Paul Taylor Dance Company a NY

Dust – cor. Paul Taylor, mus. Francis Poulenc; Private Domain – cor. Paul Taylor, mus Iannis Xenakis; Piazzola Caldera – cor. Paul Taylor, mus. Astor Piazzola, Jerzy Peterburshky
New York, Lincoln Center, David H. Koch Theater
Tra i grandi maestri della modern dance americana, Paul Taylor era probabilmente il coreografo più eclettico e più sincretico; e, come danzatore, il più atletico. Negli anni in cui si esibì con la Merce Cunningham Dance Company e con i contestatori del post-modern, provò su di sé il senso di libertà di un linguaggio indipendente; del suo lavoro con Martha Graham, conservò una forza espressiva che nasceva dalla tensione tra il torso e le gambe; infine, quando George Balanchine creò per lui un ruolo in Episodes, assorbì la ricchezza dell’eredità classica.
Taylor non trascurava nulla, dalla semplice camminata alla danza più complessa. E le sue 147 ‘danze’ (come le chiamava semplicemente egli stesso), create tra il 1954 e il 2018 (poco prima di morire, a 88 anni), percorrono disinvoltamente tutto un ventaglio di registri, dai lavori astratti a quelli drammatici.

 

L’abituale stagione a New York della sua compagnia, che aveva luogo prima al City Center e dal 2012 nel prestigioso Lincoln Center (al David H. Koch Theatre), si è svolta l’inverno scorso con diversi programmi che hanno messo in luce la versatilità di Taylor, ora sereno, ora selvaggio, sempre poetico.
Il programma al quale ho assistito si componeva di tre lavori che si estendono su trent’anni della sua lunga carriera.
Dust, creato nel 1977, è uno di quelli più oscuri: distilla un’inquietudine latente. Nove danzatori attraversano la scena, con il corpo contratto, i piedi flex, come se cercassero di evitare una minaccia in agguato. In altri momenti, tremano, sono attraversati da spasmi nervosi e sembrano sottomessi a shock elettrici. Taylor, che definiva questa sua creazione come «un flusso di azioni che emergono dall’inconscio, come bolle» dava prova di un pessimismo poco frequente nei suoi altri lavori.

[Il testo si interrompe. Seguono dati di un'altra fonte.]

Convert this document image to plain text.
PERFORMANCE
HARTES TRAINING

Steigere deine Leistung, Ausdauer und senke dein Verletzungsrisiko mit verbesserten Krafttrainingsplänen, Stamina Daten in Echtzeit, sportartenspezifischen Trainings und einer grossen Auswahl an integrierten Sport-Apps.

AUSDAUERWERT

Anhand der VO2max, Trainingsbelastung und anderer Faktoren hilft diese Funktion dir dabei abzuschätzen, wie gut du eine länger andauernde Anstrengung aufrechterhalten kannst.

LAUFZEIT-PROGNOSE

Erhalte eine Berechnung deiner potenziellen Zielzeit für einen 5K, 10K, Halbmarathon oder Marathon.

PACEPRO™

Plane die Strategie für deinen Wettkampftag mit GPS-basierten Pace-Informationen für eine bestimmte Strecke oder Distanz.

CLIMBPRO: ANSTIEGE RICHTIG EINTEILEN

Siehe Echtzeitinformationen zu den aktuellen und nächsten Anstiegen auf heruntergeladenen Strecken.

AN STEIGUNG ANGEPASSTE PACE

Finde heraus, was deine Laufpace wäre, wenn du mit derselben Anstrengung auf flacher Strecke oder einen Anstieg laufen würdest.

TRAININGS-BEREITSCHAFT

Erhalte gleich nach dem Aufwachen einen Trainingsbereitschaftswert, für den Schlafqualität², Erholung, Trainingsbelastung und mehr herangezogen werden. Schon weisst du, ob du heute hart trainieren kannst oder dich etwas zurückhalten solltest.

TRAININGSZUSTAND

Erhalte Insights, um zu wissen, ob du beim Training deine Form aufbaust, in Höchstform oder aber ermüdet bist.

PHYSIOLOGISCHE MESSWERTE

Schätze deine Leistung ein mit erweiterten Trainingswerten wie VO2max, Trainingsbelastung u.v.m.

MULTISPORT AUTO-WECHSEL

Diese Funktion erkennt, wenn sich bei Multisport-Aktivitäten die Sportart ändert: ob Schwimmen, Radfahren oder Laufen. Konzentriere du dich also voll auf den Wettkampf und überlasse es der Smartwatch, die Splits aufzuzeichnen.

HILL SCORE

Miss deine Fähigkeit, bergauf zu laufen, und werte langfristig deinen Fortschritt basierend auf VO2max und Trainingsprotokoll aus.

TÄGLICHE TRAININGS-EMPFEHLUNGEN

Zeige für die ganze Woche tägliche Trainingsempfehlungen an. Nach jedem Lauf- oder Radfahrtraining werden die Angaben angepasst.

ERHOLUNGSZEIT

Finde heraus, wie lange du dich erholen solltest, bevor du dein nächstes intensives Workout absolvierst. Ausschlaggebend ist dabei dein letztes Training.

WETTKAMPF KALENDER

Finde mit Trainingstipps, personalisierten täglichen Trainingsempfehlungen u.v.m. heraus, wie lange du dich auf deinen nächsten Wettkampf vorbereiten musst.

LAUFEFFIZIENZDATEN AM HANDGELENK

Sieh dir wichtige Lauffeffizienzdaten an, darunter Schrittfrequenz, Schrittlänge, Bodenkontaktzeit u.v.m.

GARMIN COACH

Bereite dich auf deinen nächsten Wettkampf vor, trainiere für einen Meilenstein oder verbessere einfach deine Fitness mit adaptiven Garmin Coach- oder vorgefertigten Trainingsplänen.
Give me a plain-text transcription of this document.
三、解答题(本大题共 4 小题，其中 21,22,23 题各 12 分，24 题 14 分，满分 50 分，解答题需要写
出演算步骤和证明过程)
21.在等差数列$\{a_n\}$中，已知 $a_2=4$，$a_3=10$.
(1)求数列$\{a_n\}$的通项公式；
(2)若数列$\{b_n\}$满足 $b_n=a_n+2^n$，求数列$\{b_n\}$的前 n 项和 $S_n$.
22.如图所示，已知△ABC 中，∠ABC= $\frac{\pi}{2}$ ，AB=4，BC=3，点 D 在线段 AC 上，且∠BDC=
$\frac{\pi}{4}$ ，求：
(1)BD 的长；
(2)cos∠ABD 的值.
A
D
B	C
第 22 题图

Invece, Private Domain, creato nel 1969, si presenta come un lavoro più eclettico e, probabilmente, aveva una certa importanza per Taylor dato che la sua biografia, pubblicata nel 1987, porta lo stesso titolo. E tuttavia si tratta anche in questo caso di un lavoro inatteso per un coreografo noto per il suo tratto di malizia e solarità. Senza essere angosciante, l’atmosfera è comunque tesa. I danzatori sono spesso a terra ed eseguono movimenti a scatti e spigolosi che rivelano l’influenza della Graham. La scenografia del pittore Alex Katz, composta di grandi pannelli mobili e dietro la quale i danzatori scompaiono regolarmente, contribuisce all’atmosfera strana di Private Domain.

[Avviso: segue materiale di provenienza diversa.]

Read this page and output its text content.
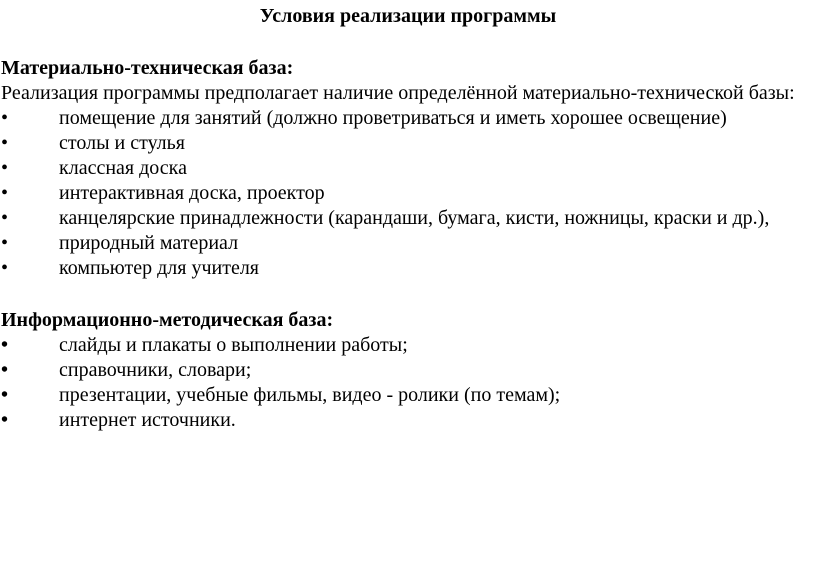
Условия реализации программы
Материально-техническая база:

Реализация программы предполагает наличие определённой материально-технической базы:

•	помещение для занятий (должно проветриваться и иметь хорошее освещение)
•	столы и стулья
•	классная доска
•	интерактивная доска, проектор
•	канцелярские принадлежности (карандаши, бумага, кисти, ножницы, краски и др.),
•	природный материал
•	компьютер для учителя
Информационно-методическая база:
•	слайды и плакаты о выполнении работы;
•	справочники, словари;
•	презентации, учебные фильмы, видео - ролики (по темам);
•	интернет источники.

Con Piazzola Caldera, ritroviamo il talento così speciale di Taylor nel cogliere l’essenza delle cose senza tuttavia rappresentarle. In effetti, sulla musica sofistica di Astor Piazzola, i danzatori non danzano il tango ma ne evocano il profumo. Taylor s’interessa meno ai passi del tango e più alle sue origini, scegliendo di ricreare l’atmosfera nella quale è nato questo ballo: i bar popolari di Buenos Aires in cui emergono la solidarietà della classe operaia ma anche la solitudine e la tensione sessuale, che è qui evocata fin dall’entrata in scena del gruppo di uomini che fissano il gruppo di donne.
Nel programma di lavori alquanto singolari tratti dall’opera proteiforme del coreografo, la Paul Taylor Dance Company si è mostrata dinamica e atletica. Ed è anche determinata a «prolungare la visione di Paul Taylor rendendo omaggio ai maestri della modern dance e incoraggiando i giovani creatori» secondo le parole dell’attuale direttore artistico Michael Novak.